また、少し話がそれてしまいますがお茶に含まれているテアニンとカフェインによって、注意機能やパフォーマンス精度が上がることも実験によって確認されているのです。落ち着いて集中力が上がるとは、勉強やお仕事の際にピッタリの効能ですよね。
その他にもテアニンの作用統合失調症、更年期障害の症状を緩和するなど、烏龍茶に含まれるカテキンには意外な効果がたくさんあるのです。
口臭の予防で重要なのは口の中を乾燥させないこと
ここまでで、烏龍茶の性質やさまざまな効能についてご説明をしてきました。もちろん普段の生活で烏龍茶に頼ることで大きなメリットがありますが、口臭を防ぐための基本的なことは口の中を乾燥させないことです。
水を飲む
水を飲むことで直接的に口腔内を潤すことができますし、水分を摂取することで唾液を増やすことができます。唾液が増えれば水を飲んでいないときでも口腔内がうるおいますし、唾液の殺菌作用によって口の中の細菌の増殖も抑制できます。

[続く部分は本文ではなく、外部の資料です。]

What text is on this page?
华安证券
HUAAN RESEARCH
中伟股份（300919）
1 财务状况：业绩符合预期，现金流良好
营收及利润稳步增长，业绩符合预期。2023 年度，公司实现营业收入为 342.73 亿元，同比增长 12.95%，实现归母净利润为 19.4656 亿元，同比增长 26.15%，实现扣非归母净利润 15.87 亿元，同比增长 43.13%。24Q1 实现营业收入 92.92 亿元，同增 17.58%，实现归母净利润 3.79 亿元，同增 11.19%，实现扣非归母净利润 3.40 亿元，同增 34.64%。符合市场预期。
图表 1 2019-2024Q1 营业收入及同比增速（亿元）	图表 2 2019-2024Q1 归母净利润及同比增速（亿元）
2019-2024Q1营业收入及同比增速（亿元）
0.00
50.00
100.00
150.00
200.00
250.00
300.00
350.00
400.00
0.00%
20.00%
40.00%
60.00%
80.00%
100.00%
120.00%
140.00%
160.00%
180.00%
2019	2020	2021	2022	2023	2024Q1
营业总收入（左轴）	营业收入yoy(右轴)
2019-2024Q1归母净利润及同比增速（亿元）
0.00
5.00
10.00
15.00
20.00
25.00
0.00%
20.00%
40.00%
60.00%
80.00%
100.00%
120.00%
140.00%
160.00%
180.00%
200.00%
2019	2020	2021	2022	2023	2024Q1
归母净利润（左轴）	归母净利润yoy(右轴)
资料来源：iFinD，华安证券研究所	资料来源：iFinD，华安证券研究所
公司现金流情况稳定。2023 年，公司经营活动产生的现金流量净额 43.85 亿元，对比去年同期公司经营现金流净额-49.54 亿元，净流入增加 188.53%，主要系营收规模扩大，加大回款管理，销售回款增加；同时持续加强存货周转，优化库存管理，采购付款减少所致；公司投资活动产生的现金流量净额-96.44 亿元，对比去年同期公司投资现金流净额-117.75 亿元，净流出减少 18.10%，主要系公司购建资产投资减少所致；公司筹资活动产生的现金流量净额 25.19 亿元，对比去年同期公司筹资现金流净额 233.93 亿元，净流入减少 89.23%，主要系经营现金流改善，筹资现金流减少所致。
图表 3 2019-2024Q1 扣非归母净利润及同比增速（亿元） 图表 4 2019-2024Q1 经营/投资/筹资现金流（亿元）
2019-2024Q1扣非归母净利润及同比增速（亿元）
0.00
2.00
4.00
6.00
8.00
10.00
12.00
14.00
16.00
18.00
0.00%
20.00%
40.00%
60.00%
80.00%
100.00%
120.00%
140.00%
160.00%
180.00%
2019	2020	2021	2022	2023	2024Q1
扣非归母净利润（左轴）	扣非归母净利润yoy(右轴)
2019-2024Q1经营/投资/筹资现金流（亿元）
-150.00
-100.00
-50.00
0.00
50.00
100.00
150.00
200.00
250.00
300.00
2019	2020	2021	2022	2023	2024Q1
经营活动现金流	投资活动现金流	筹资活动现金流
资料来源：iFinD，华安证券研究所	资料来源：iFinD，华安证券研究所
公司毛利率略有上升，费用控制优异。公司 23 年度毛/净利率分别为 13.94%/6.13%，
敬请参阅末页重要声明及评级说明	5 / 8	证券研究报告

牛乳やジュース、コーヒー等のドリンクはにおいが舌に強く付着してしまうので、口臭を防止するという観点では、水の代用品にすることはあまりお薦めはできません。
緑茶や紅茶も同様の作用
緑茶や紅茶も製造過程が違うだけで烏龍茶と全く同じ茶葉から作られていることをご存知でしたか?製造過程が違うために含まれる成分の量は多少ばらつきがありますが、タンニンやテアニンなど、同じ成分を含んでいます。
また緑茶や紅茶はカフェインを含むため、利尿作用があるというところも烏龍茶と同様なので、これらも口が乾いているときに飲むのはおすすめできません。また、カフェインやタンニンや空きっ腹に飲むと胃への負担が大きいので、やはりお茶は昔からそうされてきたように食事やおやつと一緒に飲むのがベストのようです。
烏龍茶は食事と一緒に!
烏龍茶は口臭に効くのか?その答えは「口臭には効くけど、食事と一緒に飲むのがベスト」ということでした。
烏龍茶が口腔内の細菌の抑制をすることは研究で解明されていますし、口臭予防に役立つのは確実ですが、口を乾かす側面も持つ両刃の剣なので口が乾いているときは要注意ということですね。
しかしご紹介したように抗酸化作用やリラックス効果など烏龍茶には女性にうれしい素敵な効能がたくさんあるので、うまくお付き合いしていきたいですよね。